Creating great retail experience is nothing new – although if we are honest with ourselves there is a lot of talk and not much actual experiential action happening on the shop floor. But there are some that totally get it. When it opened in Westfield White City, John Lewis launched a whole timetable of free instore masterclasses and demos. Nike launched its Nike run clubs and Sweaty Betty its yoga classes. Harvey Nichols introduced instore wellbeing treatments like facial acupuncture. LEGO has a fantastic digital immersive experience in its New York store (rolling out globally from now, apparently) with its brick labs, tree of discovery and storytelling table. In the licensing space, Primark collaborates with brands to create unique instore experiences like the Disney and Friends cafes, Harry Potter stores within stores, and the Peaky Blinders activation in its Birmingham store, the home of the original peaky blinders. Situ Live – a brand new retail concept in Westfield London – is ALL about experience, so much so it calls itself a discovery playhouse and doesn’t even sell products, but rather connects the customer to the brand using a QR code.
Delivering the experience
So how do retailers go about creating and delivering an experience that will resonate with their customers? Over the years, Kids Industries has built what we call our ‘Experience Evaluation Framework’ based on hundreds of pieces of insight and our own analysis and expertise. Over the years we at Kids Industries have built a lot of experiences – we’ve built hotels, the interior of cruise ships, designed theme parks and of course built retail experiences. Because we’re insight driven, we’ve codified how we do this into what we call The Experience Design Framework. I thought it might be helpful to share a little. No surprise that we start with The Fundamentals of the experience. What is it? Who is it for? What are the needs of that audience? Need states vary wildly with families so really knowing them is super important. Then we move on to The Proposition - what is it you’re actually selling? – and this breaks down into three elements: targeting and engagement (getting the consumer profile right and giving them what they want at the right time), making sure the purchasing drivers are there (giving them the signals to buy stuff), and expectation and anticipation (building the emotional resonance that delivers heightened excitement and unlocks all those lovely positive emotions – if you get it right.)
The executioner
It doesn’t matter how good your thinking is, if you don’t execute with magnificence, it’s all a waste of time. We split execution into two categories: hardware and software, with the hardware covering the things that are locked in, things you can’t change, like the threshold (the entrance to an experience needs to trigger our brain into thinking it’s in a new (and wonderful) space), sensorial cues and atmosphere to make the experience more immersive and memorable, the layout and how consumers will navigate the physical space, and facilities and organisation (hygiene factors and crowd management, for example). The software are the things you can change and be reactive with; the softer, fluffier things that can make or break an experience, including the narrative, activities, staff and service (the number one thing kids want when they are taken shopping), and F&B (Pikachu burger anyone?) and retail opportunities.
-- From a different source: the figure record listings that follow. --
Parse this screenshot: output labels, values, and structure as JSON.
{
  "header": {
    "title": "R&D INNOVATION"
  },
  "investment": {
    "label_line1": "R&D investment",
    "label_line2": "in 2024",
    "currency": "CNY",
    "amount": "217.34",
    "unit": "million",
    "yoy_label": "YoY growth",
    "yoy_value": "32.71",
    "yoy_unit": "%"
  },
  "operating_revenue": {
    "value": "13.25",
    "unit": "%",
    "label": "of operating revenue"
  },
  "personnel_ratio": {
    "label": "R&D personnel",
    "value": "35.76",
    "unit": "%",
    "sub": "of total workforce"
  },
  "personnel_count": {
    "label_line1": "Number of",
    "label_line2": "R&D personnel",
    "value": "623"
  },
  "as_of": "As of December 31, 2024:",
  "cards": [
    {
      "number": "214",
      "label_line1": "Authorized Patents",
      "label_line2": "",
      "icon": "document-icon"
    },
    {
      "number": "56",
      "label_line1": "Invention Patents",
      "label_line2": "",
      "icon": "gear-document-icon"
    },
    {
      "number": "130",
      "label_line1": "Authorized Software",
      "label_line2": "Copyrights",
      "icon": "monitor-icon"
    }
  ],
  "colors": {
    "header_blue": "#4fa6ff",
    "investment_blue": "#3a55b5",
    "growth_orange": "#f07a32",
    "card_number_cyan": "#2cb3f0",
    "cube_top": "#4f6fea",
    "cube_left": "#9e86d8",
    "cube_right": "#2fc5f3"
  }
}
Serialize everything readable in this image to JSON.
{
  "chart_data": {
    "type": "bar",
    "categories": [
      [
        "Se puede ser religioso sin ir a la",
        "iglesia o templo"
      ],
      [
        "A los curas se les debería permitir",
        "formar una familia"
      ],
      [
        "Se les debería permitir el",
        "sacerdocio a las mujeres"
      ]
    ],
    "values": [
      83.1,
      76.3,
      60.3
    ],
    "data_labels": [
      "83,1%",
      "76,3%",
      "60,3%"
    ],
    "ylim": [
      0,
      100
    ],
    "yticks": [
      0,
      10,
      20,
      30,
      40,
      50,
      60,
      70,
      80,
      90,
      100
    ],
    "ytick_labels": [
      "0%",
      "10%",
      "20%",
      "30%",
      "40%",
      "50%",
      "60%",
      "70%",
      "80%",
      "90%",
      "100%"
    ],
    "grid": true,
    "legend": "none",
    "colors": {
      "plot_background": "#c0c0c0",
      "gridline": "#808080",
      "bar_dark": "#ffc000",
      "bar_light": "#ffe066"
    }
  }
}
Importantly, to create an experience that will really resonate with the consumer, we must engage all five senses because we use our senses to create a connection with a brand and decide whether we feel loyalty towards it, often within milliseconds. If we do feel a connection, we attend to it and make a deliberate choice to engage and make a memory that will eventually become a mental representation, which can be recalled and fuel a request. For children, this means pester mum or dad to buy that thing for you. For retailers, this means a sale and mission accomplished.